I was scared of this town in Kentucky, of its potentially hazardous people and its general remoteness. But I didn’t for a moment shut myself off from engaging with it because of that, nor did I resolve myself to the idea that my fear could never be upturned. The fear was caution, awareness—a fear that I believe was guided by as well as tempered by intelligence and logic.
What happened on the day of the ride was that I fell into an amicable routine with three really cool, kind older folks. What happened was I smiled and laughed at the delightful enthusiasm with which bicycle riders chose between a chocolate chip cookie or a jam-filled scone. It put my mind at peace to hear sweaty queer riders giggling over the pile of pastries as well, throughout the day. I enjoyed handing out bottles of sunscreen to people who were having fun moving their bodies through a world that seemed as sweltering and vigorous as they were, watching them slather themselves in protective white and take off down the road once more. I loved seeing all of the endlessly, wonderfully variegated human bodies that were clothed in snug lycra and spandex. At the end of the day, when I discovered a nail had punctured one of my car’s tires and deflated it, my team of volunteers did not even ask me before suddenly, without complaint, they were exchanging the flat for the spare.
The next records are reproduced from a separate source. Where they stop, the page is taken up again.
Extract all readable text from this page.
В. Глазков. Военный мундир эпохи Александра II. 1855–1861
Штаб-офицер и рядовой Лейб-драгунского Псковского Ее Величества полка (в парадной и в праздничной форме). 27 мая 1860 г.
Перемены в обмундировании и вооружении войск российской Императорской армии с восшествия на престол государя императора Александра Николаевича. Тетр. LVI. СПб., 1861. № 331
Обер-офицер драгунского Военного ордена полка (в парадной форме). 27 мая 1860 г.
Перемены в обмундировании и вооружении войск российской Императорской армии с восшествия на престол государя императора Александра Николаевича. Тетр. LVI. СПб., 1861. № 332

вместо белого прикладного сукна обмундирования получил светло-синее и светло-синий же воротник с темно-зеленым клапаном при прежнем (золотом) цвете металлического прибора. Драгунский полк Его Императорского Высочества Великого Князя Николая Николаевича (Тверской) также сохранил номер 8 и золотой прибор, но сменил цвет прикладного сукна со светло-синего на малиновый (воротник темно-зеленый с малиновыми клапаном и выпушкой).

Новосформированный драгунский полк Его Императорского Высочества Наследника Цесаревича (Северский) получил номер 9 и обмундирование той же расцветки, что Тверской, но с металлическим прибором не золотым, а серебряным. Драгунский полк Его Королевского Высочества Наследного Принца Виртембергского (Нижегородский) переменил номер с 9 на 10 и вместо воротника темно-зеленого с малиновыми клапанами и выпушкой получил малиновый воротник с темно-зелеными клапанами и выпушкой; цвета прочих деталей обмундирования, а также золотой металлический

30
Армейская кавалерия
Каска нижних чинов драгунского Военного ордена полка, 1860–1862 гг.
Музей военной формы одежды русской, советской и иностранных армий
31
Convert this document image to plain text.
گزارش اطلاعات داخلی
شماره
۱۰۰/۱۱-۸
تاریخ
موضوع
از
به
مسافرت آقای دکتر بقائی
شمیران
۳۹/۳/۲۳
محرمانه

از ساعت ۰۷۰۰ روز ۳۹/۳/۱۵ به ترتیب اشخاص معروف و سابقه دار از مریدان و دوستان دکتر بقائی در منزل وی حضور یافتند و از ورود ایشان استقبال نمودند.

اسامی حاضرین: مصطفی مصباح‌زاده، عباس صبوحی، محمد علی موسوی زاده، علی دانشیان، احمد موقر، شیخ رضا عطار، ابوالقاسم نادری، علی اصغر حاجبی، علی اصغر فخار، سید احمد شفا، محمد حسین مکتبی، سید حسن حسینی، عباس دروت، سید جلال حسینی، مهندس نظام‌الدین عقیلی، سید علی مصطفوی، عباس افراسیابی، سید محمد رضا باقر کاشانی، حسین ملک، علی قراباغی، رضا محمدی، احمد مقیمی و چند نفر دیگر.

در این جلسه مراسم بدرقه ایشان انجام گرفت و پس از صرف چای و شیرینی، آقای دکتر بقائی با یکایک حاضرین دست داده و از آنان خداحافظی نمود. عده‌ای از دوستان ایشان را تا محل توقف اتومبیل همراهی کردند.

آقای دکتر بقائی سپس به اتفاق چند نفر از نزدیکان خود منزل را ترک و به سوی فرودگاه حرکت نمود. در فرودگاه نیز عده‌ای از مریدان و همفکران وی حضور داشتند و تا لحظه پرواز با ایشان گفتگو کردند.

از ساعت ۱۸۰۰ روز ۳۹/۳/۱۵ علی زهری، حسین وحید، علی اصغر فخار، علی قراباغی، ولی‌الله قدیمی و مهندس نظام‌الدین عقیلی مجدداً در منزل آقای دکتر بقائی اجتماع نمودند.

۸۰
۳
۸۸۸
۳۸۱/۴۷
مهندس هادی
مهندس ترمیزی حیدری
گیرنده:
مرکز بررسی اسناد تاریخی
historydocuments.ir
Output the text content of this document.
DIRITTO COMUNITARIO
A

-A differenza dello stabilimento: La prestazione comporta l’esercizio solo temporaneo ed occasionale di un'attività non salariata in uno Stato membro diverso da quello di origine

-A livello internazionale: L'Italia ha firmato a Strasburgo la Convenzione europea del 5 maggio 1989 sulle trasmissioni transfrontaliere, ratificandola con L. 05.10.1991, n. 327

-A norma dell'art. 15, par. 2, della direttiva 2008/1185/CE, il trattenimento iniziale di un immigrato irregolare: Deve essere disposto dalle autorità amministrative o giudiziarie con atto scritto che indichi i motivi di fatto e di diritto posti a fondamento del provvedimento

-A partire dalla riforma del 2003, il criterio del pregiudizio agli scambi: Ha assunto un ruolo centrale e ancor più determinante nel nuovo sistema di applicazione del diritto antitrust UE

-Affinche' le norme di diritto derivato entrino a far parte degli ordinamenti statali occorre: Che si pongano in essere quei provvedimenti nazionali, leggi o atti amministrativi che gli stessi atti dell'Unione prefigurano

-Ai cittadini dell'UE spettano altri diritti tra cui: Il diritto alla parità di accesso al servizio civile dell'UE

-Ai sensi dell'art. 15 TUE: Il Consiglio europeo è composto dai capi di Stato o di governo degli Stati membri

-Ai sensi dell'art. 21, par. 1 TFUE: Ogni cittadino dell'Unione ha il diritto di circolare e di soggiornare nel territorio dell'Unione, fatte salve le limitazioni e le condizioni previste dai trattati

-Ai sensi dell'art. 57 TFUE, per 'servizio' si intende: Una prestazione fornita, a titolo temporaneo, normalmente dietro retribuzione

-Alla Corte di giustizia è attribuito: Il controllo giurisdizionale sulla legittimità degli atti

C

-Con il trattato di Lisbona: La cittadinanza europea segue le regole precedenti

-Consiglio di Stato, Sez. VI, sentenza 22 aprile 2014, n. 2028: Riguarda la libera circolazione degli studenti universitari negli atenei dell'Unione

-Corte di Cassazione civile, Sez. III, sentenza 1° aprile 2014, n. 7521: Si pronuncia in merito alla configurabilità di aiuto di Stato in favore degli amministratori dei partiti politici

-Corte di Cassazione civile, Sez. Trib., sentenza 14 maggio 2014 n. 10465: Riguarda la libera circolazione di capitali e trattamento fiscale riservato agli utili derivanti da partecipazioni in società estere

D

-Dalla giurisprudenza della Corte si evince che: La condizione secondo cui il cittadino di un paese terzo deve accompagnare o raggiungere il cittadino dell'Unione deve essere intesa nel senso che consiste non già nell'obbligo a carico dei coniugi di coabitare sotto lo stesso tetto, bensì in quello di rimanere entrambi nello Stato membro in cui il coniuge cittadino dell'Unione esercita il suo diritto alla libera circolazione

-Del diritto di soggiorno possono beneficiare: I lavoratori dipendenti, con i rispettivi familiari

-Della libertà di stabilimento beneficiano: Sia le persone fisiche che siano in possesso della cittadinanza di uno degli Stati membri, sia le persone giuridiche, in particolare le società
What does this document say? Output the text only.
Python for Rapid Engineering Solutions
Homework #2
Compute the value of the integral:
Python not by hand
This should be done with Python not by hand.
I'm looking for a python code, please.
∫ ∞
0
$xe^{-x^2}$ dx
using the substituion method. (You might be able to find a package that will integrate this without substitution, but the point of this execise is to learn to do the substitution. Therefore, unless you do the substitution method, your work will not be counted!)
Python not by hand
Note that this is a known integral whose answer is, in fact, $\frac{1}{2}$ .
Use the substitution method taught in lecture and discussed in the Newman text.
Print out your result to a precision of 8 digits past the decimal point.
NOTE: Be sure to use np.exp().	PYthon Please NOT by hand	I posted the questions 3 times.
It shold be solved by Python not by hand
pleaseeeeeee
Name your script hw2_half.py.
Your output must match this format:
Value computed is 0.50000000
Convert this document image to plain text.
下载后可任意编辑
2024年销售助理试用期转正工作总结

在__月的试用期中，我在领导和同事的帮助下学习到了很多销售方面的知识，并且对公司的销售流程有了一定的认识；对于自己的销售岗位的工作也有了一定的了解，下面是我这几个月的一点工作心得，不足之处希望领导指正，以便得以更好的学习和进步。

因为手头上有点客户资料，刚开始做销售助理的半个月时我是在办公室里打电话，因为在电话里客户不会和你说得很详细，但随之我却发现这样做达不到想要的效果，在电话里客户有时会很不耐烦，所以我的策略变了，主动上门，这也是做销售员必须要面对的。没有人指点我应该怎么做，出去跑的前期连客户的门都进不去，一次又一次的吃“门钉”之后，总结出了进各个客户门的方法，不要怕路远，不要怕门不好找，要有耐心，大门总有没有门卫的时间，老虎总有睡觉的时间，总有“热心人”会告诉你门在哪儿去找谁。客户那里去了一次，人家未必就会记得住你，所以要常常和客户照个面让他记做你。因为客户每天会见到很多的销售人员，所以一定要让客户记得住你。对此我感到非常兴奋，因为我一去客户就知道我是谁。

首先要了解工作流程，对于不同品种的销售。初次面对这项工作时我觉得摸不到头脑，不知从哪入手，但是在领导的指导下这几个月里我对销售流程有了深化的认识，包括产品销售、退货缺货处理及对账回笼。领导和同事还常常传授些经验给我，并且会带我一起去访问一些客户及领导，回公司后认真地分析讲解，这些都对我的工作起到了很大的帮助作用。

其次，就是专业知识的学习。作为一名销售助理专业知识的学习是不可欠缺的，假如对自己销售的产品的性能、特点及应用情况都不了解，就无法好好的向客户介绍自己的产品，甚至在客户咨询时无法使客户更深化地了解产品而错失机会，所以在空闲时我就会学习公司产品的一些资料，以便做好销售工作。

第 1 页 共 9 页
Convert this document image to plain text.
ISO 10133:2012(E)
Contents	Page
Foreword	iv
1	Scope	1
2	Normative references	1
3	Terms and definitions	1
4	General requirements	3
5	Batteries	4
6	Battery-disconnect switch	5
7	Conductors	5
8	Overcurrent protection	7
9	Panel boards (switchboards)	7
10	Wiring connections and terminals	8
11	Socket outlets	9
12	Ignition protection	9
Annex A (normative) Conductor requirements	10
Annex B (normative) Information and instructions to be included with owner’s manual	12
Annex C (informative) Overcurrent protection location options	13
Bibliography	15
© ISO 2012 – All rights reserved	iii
It’s too easy to forget, or refuse to acknowledge, how lovely it can be to meet someone unlike yourself. It’s frighteningly easy to get wrapped up in hatred and vitriol and weird opinions—not just online. It should be easy to keep fear as a friend but not let it pull you in unkind, uninteresting directions. To be honest, I highly recommend volunteering for a century ride, or perhaps any sort of intense sporting event. And I recommend volunteering for something you suspect may involve people with very different views than you. Humans are crazy, and spectacularly diverse, and damn are they cool because of it. This is on display at an event like this—it can transform a town, transform a small group of strangers into people who are connected by an experience. It can make us better.